Liberalisation made sense: it promised to improve customer service, it represented revenue for the state budget and it was required by the European environment into which the two socialist countries were until recently entering.
The privatisation of telecommunications companies in the region was an interesting attraction for large foreign players. Despite the limited size of the market, these were relatively cheap assets with the prospect of high profitability. Users had nothing to compare with, so they did not have high demands for quality of service or low prices. The regulatory environment was incompetent, opaque and the telecommunications companies were able to shape its content and competency framework.

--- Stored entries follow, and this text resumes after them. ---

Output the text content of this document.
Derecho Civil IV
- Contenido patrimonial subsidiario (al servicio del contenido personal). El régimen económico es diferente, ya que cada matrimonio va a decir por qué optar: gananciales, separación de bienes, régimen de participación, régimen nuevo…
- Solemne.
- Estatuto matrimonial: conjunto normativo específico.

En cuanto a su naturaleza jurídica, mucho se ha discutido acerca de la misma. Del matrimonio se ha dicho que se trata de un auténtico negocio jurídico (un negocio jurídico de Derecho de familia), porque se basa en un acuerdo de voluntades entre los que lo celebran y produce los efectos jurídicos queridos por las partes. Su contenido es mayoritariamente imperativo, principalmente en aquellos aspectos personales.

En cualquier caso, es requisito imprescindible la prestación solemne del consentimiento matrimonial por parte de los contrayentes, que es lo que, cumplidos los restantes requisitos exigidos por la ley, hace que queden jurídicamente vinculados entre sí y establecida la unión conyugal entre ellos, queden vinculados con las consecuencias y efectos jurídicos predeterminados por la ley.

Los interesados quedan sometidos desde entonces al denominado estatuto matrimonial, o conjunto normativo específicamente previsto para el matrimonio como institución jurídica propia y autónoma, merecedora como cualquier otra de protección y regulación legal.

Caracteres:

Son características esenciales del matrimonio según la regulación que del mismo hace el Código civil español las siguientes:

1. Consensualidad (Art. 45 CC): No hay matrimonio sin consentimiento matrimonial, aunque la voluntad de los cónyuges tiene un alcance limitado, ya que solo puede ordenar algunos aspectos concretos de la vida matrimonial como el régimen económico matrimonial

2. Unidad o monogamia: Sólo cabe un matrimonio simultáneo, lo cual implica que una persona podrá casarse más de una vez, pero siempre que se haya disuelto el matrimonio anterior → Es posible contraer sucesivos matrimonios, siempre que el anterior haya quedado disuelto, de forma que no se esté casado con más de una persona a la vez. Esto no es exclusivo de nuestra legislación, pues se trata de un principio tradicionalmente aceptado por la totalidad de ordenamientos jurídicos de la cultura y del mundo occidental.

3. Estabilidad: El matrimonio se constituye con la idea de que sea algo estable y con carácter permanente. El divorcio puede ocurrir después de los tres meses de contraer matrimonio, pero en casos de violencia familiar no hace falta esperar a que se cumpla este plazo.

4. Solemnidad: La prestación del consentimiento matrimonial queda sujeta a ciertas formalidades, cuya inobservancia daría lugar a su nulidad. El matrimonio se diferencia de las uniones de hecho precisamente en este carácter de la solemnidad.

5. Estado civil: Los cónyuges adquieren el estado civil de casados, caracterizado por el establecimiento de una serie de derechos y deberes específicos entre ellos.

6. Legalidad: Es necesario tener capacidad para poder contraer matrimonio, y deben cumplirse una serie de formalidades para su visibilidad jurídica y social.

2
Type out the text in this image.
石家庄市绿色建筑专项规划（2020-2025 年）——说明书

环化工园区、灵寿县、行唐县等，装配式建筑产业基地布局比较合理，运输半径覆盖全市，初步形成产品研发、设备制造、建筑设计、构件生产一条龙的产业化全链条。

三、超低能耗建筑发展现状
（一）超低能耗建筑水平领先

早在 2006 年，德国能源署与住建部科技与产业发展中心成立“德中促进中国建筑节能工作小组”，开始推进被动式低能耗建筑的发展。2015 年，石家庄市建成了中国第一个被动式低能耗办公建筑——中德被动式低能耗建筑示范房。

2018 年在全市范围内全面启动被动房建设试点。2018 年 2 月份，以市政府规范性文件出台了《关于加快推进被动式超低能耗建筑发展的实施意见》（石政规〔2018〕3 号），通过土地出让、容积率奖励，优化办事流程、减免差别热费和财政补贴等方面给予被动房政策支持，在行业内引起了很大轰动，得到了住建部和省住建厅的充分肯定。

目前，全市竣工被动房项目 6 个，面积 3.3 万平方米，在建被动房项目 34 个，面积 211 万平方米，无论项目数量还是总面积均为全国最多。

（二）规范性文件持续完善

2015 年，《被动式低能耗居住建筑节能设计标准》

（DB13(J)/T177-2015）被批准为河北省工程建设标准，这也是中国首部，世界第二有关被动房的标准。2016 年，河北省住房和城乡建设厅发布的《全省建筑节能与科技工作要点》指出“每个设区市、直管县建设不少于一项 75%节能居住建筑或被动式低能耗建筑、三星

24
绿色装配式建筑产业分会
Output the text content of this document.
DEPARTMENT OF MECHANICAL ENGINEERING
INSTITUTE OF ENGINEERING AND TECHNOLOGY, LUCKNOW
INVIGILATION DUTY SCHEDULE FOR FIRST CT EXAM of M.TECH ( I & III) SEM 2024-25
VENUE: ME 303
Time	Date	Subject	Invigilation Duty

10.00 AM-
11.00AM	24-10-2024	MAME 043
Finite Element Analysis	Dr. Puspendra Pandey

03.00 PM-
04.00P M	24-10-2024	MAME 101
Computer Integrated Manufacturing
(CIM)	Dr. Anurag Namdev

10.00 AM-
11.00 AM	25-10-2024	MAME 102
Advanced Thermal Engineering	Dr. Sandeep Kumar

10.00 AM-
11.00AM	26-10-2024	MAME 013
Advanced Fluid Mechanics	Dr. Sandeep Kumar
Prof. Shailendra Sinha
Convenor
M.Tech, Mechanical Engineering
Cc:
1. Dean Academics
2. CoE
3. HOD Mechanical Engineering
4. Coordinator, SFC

The biggest battle in the Czech Republic arose in the privatisation of Czech Telecom. It was precisely because of interests and pressures from various parties that the privatisation project repeatedly failed, despite the fact that the government even resorted to the rather unusual step of involving a third party as an external advisor and arbitrator – J.P. Morgan.
The company was surrounded by “A” names such as Deutsche Bank, TelSource, Tele Denmark, STET, TelFar, PTT Netherlands, Swiss PTT Telecom, AT&T and KPN. The constant and numerous changes of personnel in the management and supervisory bodies of the company are also evidence of the turbulent clashes of interests. It was not until the summer of 2002 that the government successfully completed the sale of its 51% stake in Czech Telecom. This happened practically 8 years after the privatisation process was launched.